O barulho das festas se foram, os enfeites de Natal e Ano Novo começam a ser armazenados. Enquanto alguns continuam a usufruir de suas merecidas férias de final ano, a grande maioria do povo brasileiro inicia suas atividades de forma lenta e reflexiva.
Porém, este tempo que marca o início de um Novo Ano não deve ser visto apenas como um tempo de descanso e de reflexão. Esse momento de desaceleração é fundamental para avaliarmos a nossa produtividade como pessoa, como família e como profissional no ano que se foi.
Para tanto, é fundamental após uma avaliação pessoal e familiar, planejar o ano de 2026. Infelizmente, a grande maioria de nós brasileiros vivemos da seguinte forma: “Deixa a vida me levar”. Alguns foram vencidos pela falta de expectativa de dias melhores; outros por não acreditarem em si mesmos e, ainda outros por viverem desorganizadamente.
Nesta segunda-feira, ao assistir a aula de uma expert da área da produtividade, Tathi Deândhela, ela citou a seguinte frase de Henri Ford: “Se você pensa que pode ou não pode, nos dois casos você está certo”. Eu lhe pergunto: o que vai fazer a diferença nesse caso? Com certeza, a sua escolha. Ou você decide que pode, ou você decide que não pode. Lembrando que a Bíblia nos ensina, “[…] pois tudo aquilo que o homem semear, isso também ceifará” (Gálatas 6:7). A diferença está no tipo de semente que escolhemos plantar.
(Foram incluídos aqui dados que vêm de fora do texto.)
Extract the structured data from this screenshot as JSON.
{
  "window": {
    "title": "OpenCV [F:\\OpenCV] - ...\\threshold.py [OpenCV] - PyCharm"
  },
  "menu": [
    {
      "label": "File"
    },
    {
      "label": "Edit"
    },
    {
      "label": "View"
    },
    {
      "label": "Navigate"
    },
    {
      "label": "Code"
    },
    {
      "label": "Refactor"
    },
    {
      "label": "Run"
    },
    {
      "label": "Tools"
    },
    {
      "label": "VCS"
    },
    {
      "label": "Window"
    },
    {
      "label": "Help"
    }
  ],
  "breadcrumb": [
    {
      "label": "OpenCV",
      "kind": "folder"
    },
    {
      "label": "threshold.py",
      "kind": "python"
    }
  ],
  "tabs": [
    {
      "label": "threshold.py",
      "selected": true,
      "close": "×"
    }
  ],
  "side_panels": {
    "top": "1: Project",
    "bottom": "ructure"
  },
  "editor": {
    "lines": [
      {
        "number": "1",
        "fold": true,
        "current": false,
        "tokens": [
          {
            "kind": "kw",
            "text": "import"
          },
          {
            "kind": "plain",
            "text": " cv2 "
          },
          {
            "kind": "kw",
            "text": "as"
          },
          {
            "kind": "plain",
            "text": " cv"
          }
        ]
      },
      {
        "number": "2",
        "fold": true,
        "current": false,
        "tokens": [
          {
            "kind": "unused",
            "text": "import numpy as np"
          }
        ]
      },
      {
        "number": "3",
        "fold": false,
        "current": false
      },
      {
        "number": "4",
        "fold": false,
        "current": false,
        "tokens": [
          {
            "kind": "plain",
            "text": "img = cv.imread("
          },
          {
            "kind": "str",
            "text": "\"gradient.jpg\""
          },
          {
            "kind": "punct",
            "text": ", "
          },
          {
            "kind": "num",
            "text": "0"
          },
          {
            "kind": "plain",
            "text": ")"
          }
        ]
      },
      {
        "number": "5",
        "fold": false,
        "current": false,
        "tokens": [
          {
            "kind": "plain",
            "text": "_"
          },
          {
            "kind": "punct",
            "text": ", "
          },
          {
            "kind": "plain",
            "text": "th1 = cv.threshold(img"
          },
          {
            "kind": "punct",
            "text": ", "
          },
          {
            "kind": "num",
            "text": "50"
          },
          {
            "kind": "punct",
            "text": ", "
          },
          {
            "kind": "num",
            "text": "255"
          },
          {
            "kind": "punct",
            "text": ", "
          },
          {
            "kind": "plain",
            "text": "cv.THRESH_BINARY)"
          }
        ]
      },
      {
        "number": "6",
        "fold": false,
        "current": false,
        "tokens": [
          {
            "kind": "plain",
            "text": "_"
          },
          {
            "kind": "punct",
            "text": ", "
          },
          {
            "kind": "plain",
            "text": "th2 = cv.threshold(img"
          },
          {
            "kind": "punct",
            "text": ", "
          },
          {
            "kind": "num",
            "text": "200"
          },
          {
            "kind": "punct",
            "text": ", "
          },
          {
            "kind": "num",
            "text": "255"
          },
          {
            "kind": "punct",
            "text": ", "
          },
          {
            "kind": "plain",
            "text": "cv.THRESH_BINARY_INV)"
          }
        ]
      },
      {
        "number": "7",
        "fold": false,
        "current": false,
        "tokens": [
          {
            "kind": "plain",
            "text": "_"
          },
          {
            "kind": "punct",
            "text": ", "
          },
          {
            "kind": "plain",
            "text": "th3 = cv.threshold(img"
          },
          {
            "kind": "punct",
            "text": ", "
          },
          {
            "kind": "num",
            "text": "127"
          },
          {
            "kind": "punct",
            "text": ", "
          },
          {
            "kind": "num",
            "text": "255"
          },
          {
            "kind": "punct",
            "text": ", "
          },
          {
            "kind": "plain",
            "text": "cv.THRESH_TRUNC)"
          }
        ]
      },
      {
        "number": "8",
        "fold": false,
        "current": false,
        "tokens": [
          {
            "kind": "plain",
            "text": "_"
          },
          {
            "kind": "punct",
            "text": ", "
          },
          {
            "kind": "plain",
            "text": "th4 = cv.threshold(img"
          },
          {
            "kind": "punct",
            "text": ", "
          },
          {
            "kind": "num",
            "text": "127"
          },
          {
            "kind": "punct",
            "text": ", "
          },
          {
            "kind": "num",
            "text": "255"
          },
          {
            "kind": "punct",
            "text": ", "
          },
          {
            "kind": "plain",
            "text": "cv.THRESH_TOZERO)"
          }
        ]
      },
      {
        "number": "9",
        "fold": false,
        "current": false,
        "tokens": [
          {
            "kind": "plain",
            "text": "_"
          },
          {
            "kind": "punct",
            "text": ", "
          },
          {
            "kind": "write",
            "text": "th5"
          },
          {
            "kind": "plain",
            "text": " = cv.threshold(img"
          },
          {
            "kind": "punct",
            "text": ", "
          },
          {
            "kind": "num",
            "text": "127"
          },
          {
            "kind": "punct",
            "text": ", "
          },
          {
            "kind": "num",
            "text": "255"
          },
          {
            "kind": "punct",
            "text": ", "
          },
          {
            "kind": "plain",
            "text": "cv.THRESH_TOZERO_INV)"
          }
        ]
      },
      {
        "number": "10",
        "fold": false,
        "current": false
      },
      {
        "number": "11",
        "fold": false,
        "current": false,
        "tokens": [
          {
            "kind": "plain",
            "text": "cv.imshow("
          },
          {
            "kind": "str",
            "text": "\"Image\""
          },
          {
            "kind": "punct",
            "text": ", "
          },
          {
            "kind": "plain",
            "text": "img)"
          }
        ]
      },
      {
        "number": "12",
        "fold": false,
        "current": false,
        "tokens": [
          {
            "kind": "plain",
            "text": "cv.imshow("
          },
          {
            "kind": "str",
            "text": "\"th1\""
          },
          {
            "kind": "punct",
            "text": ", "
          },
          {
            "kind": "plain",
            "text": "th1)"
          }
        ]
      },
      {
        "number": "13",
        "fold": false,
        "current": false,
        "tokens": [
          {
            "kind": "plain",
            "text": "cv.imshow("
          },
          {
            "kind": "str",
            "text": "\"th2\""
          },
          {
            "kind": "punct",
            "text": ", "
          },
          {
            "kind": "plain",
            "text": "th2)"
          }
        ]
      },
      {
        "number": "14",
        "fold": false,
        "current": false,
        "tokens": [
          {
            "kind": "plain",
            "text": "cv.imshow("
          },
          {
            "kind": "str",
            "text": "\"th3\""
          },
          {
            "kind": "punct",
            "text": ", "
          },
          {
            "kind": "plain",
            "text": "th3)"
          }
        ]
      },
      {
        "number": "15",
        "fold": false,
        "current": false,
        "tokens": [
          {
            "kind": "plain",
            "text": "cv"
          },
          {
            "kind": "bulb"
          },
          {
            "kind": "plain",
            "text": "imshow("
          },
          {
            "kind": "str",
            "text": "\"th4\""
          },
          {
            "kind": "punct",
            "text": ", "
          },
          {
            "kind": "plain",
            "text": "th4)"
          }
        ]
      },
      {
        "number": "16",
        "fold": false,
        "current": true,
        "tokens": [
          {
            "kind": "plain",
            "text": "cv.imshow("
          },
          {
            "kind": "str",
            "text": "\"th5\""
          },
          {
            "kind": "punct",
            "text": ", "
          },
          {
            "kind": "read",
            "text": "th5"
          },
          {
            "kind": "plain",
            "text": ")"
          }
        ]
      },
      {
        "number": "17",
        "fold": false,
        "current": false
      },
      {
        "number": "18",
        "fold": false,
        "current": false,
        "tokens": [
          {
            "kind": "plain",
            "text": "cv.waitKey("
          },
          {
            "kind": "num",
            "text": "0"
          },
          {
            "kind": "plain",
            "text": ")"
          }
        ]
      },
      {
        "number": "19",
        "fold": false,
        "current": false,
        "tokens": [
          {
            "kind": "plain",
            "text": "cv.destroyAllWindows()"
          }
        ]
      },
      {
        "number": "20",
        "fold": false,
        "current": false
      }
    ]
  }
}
Nada em nossa vida é por acaso, ou simplesmente sorte. É decisão, escolha e coragem para fazer diferente e, consequentemente fazer diferença.
Quando falo em planejar, planejamento é isso. É decidir, é escolher, é ter coragem de fazer diferente em relação ao ano que se passou para que os resultados sejam diferentes. É importante termos clareza de que planejar não é perder tempo, e também, não é difícil. É só decidirmos e termos a coragem de sentar e colocar no papel o quê e o como será a nossa prática pessoal, familiar e profissional neste 2026.
O planejamento é um processo que – após um diagnóstico, uma avaliação – nos ajuda a definir nossos objetivos, nossas metas. É onde decidimos pelas melhores estratégias, as melhores ações, ajudando-nos a organizar nosso tempo, nossos recursos e pessoas que dependem de nós. Torna-se necessário avaliar constantemente um planejamento fazendo sempre os ajustes necessários.
No entanto, nenhum planejamento por mais eficiente que seja, surtirá efeito se não mudarmos os nossos habitus. Eu compreendo esse conceito baseado no sociólogo francês Pierre Bourdieu. É tudo aquilo que internalizamos desde a nossa infância e, também, nos grupos sociais dos quais fazemos parte. São as nossas práticas, os nossos gostos e estes é que definem as nossas escolhas. Ou seja, tudo aquilo que internalizamos é o que externalizamos no nosso cotidiano por meio de nossas ações, nossas escolhas, nossos gostos.
Portanto, desejar um Novo Ano de sucesso pessoal, estudantil, familiar e profissional não é o suficiente. Faz-se necessário revisitarmos os nossos habitus e decidirmos por eliminar todos aqueles maus habitus que nos paralisam, que nos levam a escolhas e resultados indesejados. De nada adianta “mais do mesmo”.
O planejamento é pedagógico. Ele é um processo educativo e necessário em todas as famílias.
Finalizo esse artigo desejando que as famílias brasileiras possam fazer um diagnóstico bem assertivo sobre todas as suas ações em relação a educação familiar e estudantil de seus filhos. O que as crianças e adolescentes vivenciam no ambiente familiar é o que irão externalizar e refletir no ambiente escolar. São os habitus, as práticas e as escolhas vivenciadas no cotidiano familiar. Ainda bem que o habitus é flexível, ele é mutável, não é estático.
Que tenhamos a coragem de decidir por planejar a nossa vida pessoal, familiar e profissional e que o ano de 2026 seja um ano de sementes de qualidade e de boas colheitas para todos nós.